Al minuto, junto a su oreja derecha, una bota grande, pesada, pisó un charco. Por su espalda pasaron unas manos que tanteaban…
-¡Apiádese! –gimió Kutzapiétov.
-¿Qué la pasa, ángel mío? ¿De qué se asustó? ¡Soy yo, Kutzapiétov! ¿Es posible que no me reconoció? Yo corría detrás de usted, corría… Gritaba, gritaba… Casi no me caí bajo el tren, ángel mío… Másha, cuando vio que usted se echó a correr, también se asustó, y ahora está tirada en la plataforma, sin sentido…¿Usted, puede ser, se asustó de que lo llamé degenerado? No se ofenda… Yo lo tomé por el guardagujas…
-Ah, no se burle… Si se va a vengar, pues vénguese pronto… Yo estoy en sus manos… -gimió Sheptunóv. –Pégueme… mutíleme…
-Hum… ¿Qué le pasa, padrecito? ¡Pero si yo venía a verlo por un asunto, benefactor! Yo corría detrás de usted para hablar de un asunto…

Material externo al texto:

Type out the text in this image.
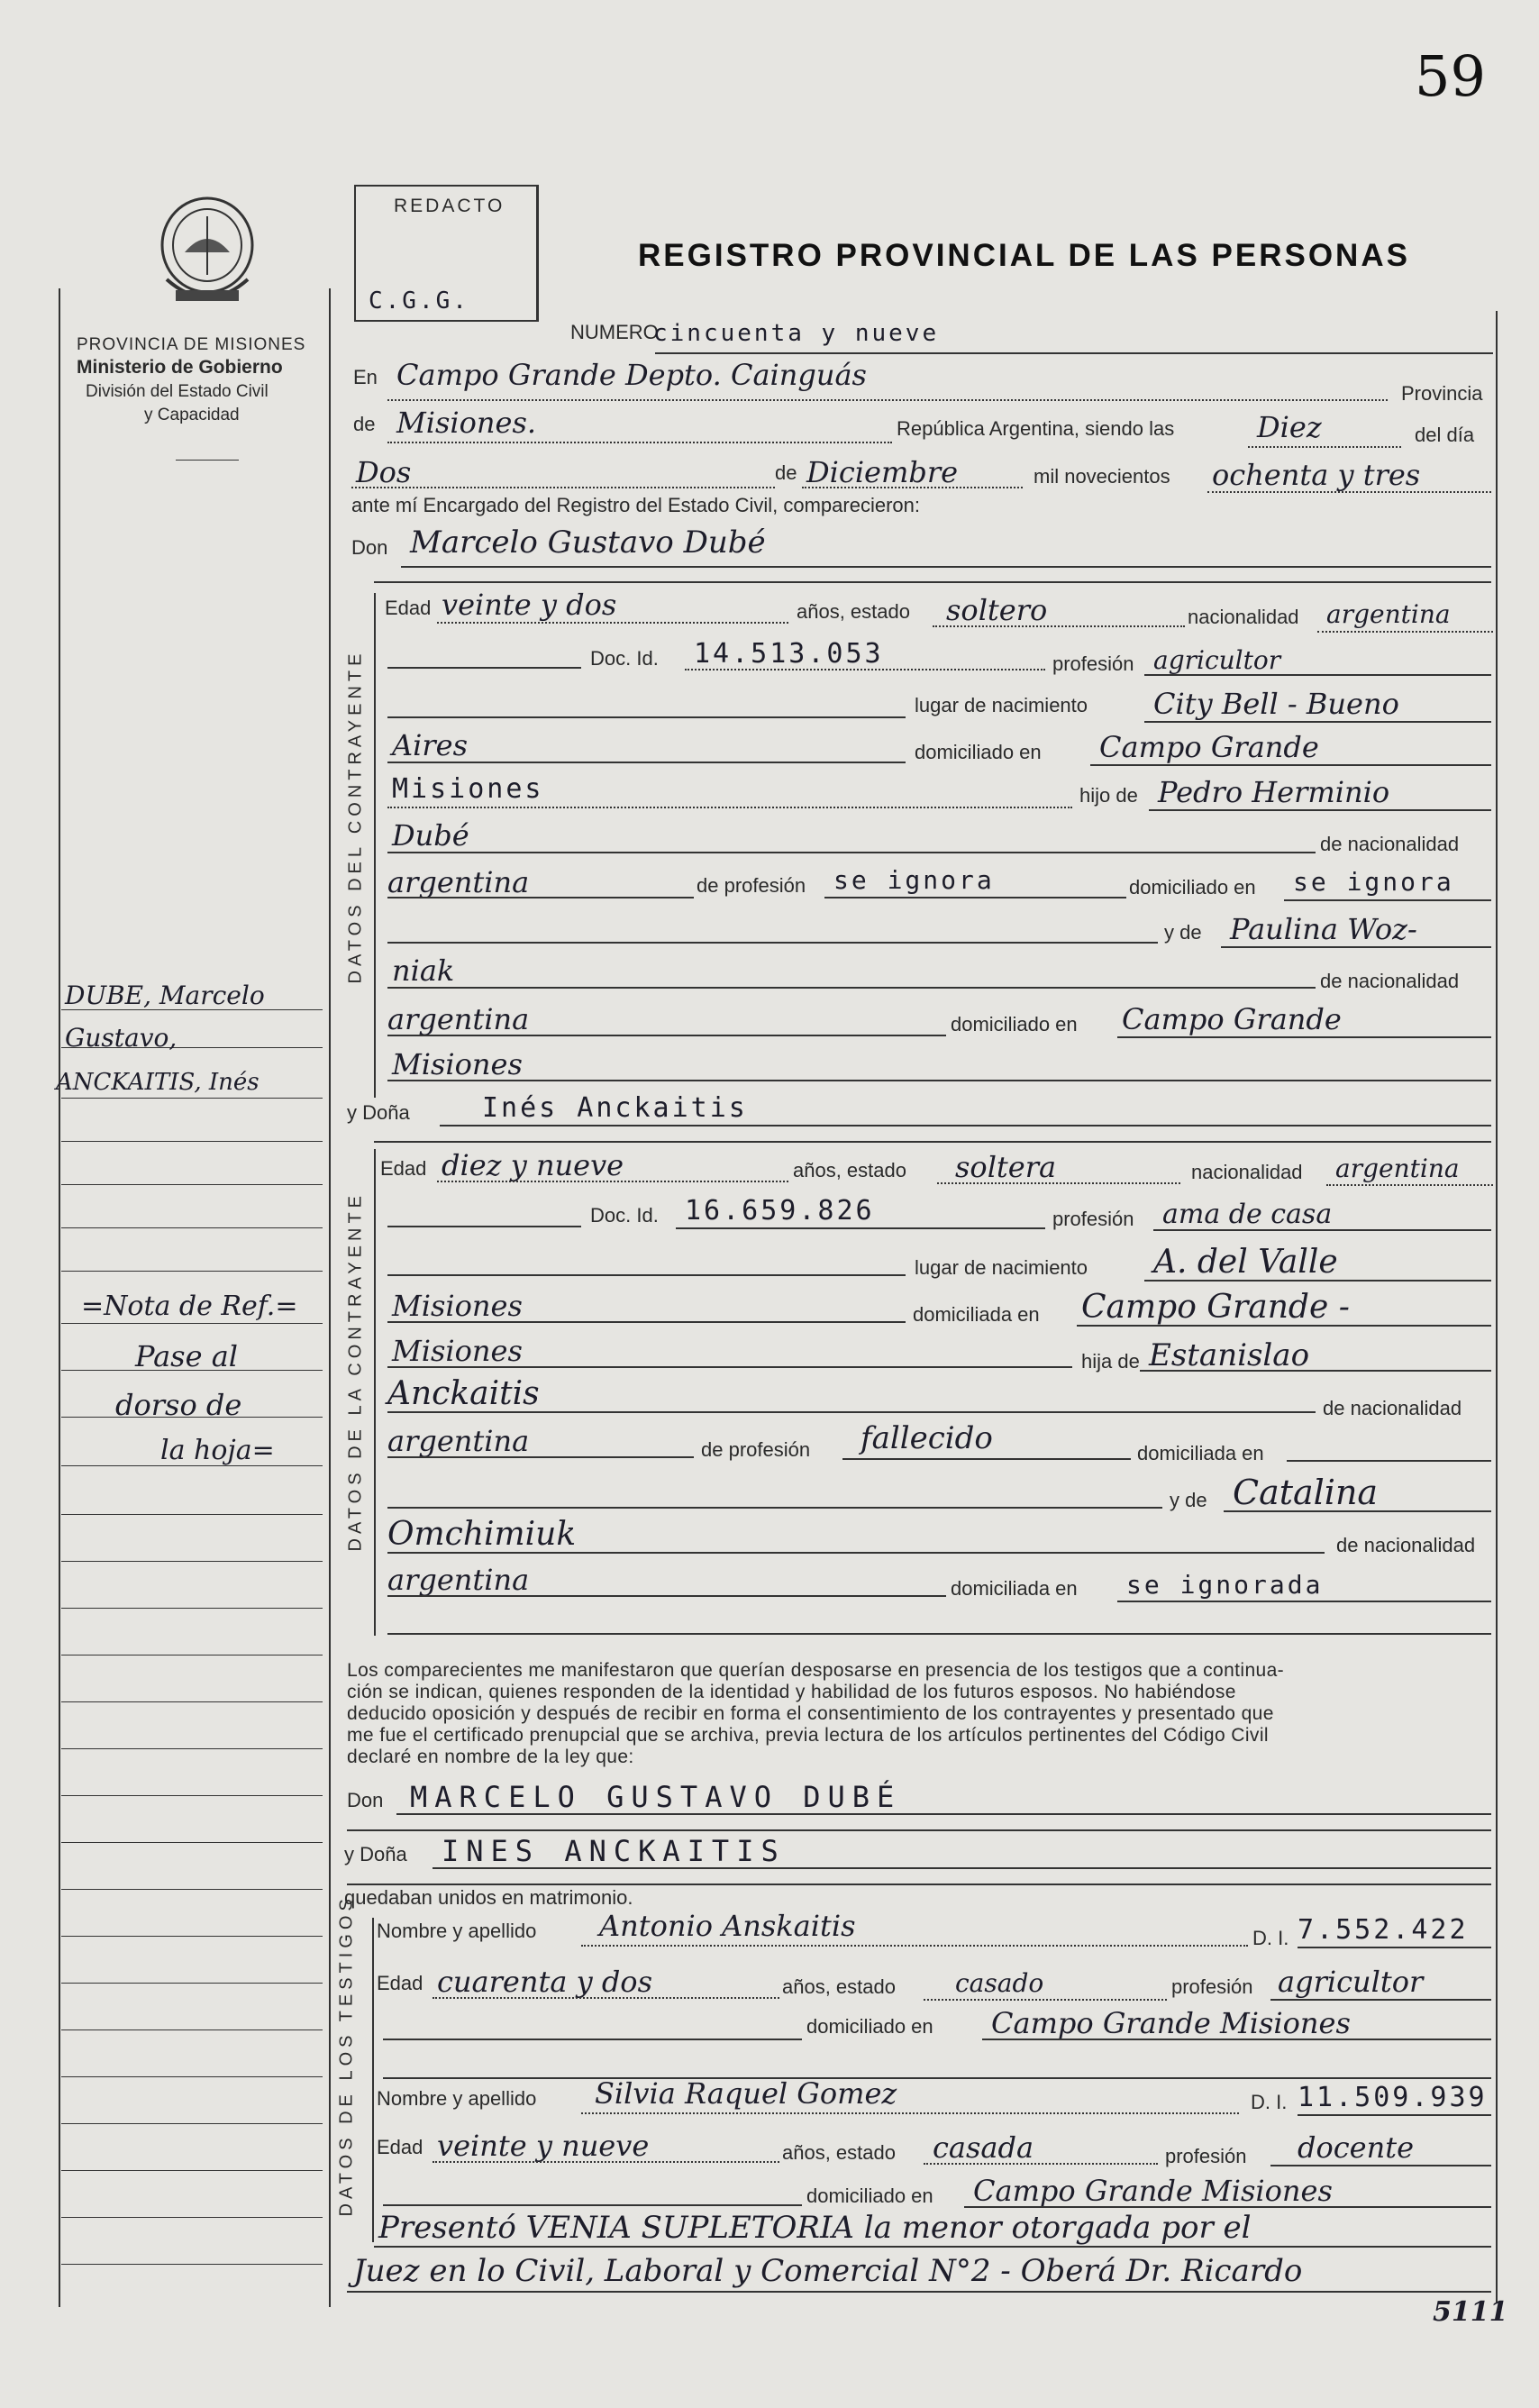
59
PROVINCIA DE MISIONES
Ministerio de Gobierno
División del Estado Civil
y Capacidad
DUBE, Marcelo
Gustavo,
ANCKAITIS, Inés
=Nota de Ref.=
Pase al
dorso de
la hoja=
REDACTO
C.G.G.
REGISTRO PROVINCIAL DE LAS PERSONAS
NUMERO
cincuenta y nueve
En Campo Grande Depto. Cainguás
Provincia
de Misiones.	República Argentina, siendo las	Diez	del día
Dos	de Diciembre	mil novecientos ochenta y tres
ante mí Encargado del Registro del Estado Civil, comparecieron:
Don Marcelo Gustavo Dubé
DATOS DEL CONTRAYENTE
Edad veinte y dos	años, estado soltero	nacionalidad argentina
Doc. Id. 14.513.053	profesión agricultor
lugar de nacimiento City Bell - Bueno
Aires	domiciliado en Campo Grande
Misiones	hijo de Pedro Herminio
Dubé	de nacionalidad
argentina	de profesión se ignora	domiciliado en se ignora
y de Paulina Woz-
niak	de nacionalidad
argentina	domiciliado en Campo Grande
Misiones
y Doña	Inés Anckaitis
DATOS DE LA CONTRAYENTE
Edad diez y nueve	años, estado soltera	nacionalidad argentina
Doc. Id. 16.659.826	profesión ama de casa
lugar de nacimiento A. del Valle
Misiones	domiciliada en Campo Grande -
Misiones	hija de Estanislao
Anckaitis	de nacionalidad
argentina	de profesión fallecido	domiciliada en
y de Catalina
Omchimiuk	de nacionalidad
argentina	domiciliada en se ignorada
Los comparecientes me manifestaron que querían desposarse en presencia de los testigos que a continua-
ción se indican, quienes responden de la identidad y habilidad de los futuros esposos. No habiéndose
deducido oposición y después de recibir en forma el consentimiento de los contrayentes y presentado que
me fue el certificado prenupcial que se archiva, previa lectura de los artículos pertinentes del Código Civil
declaré en nombre de la ley que:
Don MARCELO GUSTAVO DUBÉ
y Doña INES ANCKAITIS
quedaban unidos en matrimonio.
DATOS DE LOS TESTIGOS Nombre y apellido Antonio Anskaitis	D. I. 7.552.422
Edad cuarenta y dos	años, estado casado	profesión agricultor
domiciliado en Campo Grande Misiones
Nombre y apellido Silvia Raquel Gomez	D. I. 11.509.939
Edad veinte y nueve	años, estado casada	profesión docente
domiciliado en Campo Grande Misiones
Presentó VENIA SUPLETORIA la menor otorgada por el
Juez en lo Civil, Laboral y Comercial N°2 - Oberá Dr. Ricardo
5111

Kutzapiétov calló un poco y continuó:
-Un asunto importante… Mi Másha me dijo que usted, por placer, se digna a equivocarse con ella. Yo, respecto a eso, nada, porque a mí, María Ilínishna, me da, en sentido general, una higa con nueces, pero si razonar sobre la justicia, pues sírvase hacer un convenio conmigo, porque yo soy el marido, la cabeza de todas formas… por la escritura. El príncipe Mijaíl Dmítrich, cuando se equivocaba con ella, me daba dos cuartos al mes. ¿Y usted, cuánto va a sacrificar? El convenio es mejor que el dinero. Pero párese…
Sheptunóv se paró. Sintiéndose destrozado, estropeado, caminó con dificultad hacia el terraplén…
-¿Cuánto recibe usted? –continuó Kutzapiétov. –A usted, yo le voy a cobrar un cuarto… Y después, quería pedirle, no tiene acaso un puestito para mi sobrino…
Sheptunóv, sin oír ni ver nada, caminó con dificultad, de algún modo, hasta la estación, y se tumbó en la cama. Al despertarse al otro día, no encontró su gorra de uniforme y una hombrera.
Hasta ahora le da vergüenza.

Título original: Nachalnik stantzii, publicado por primera vez en la revista Oskolki, 1883, Nº 45, con la firma "A. Chejonté".
Imagen: Claude Oscar Monet, Saint-Lazare Station, 1877.